When analysing property price performance at town and city level, Kate Faulkner reveals Northern cities are coming out on top.
9th Feb 20260 369 2 minutes read Kate Faulkner OBE
With a little help from AI this month, the town and city tracker data shows which areas are doing well and not so well – depending on the measure used.
Looking at the year-on-year property price growth and comparing Land Registry to more recent Hometrack data, Belfast is the standout performer across both data sets and Norther cities dominate the top half of both rankings.
Southern and commuter-belt markets cluster towards the bottom, particularly in the Land Registry data.
When analysing city performance since 2022 and the great mortgage rate rise, the YoY performance is reflected in what’s been happening over the last 3-4 years.
The Land Registry tells a medium term recovery story – Glasgow, Bradford, Belfast and Liverpool have seen double-digit gains since 2022, reflecting transaction-backed price recovery, not short-term sentiment.
Hometrack shows momentum is cooling – with the exception of Belfast, most top Land Registry risers are now only showing 2-3% YoY, suggesting those markets have already done much of the catching up.

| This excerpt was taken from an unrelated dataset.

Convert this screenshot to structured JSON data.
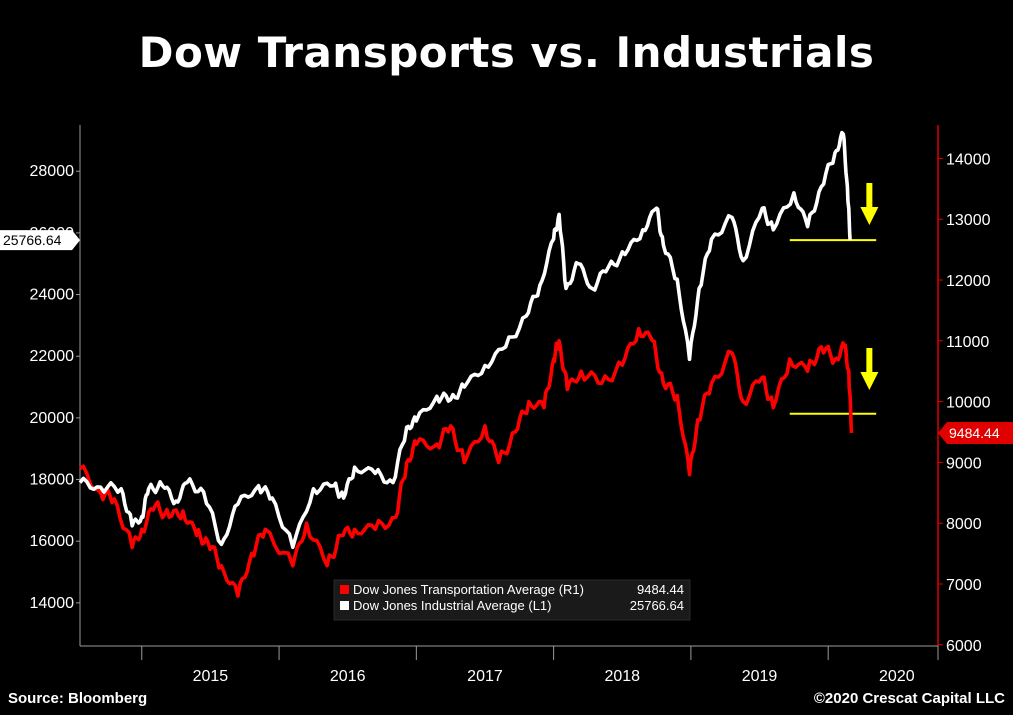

Long term city property price performance versus general inflationThe city data shows that, despite strong recent growth in some regional markets, and especially in Belfast, a significant number of UK cities have failed to outperform inflation since 2005, underscoring the importance of long-term rather than short-term performance.
The analysis shows that long-term winners are concentrated in London and the South East, while Manchester is the standout regional city which has performed well.
Other popular regional markets that have not beaten inflation over nearly 20 years include Birmingham, Liverpool and Newcastle. Belfast’s recent strength masks a weak long-term inflation-adjusted performance.
AI concludes for us: “Land Registry data shows that London, Bristol and Manchester have delivered the strongest house price growth since the 2007/08 peak, while several regional markets have yet to fully recover from the financial crisis.”

Appendix: City/town property indices price tracking
For city/town tracking, we use Land Registry (government data) and Zoopla/Hometrack. The Land Registry data is useful because we can analyse how property prices have changed over time and this helps us to put today’s price information into context.
The Zoopla/Hometrack data is useful as they take into account the change in mix of property transactions during the pandemic to houses away from flats. This has meant the likes of the Land Registry and other indices have over exaggerated price changes year on year.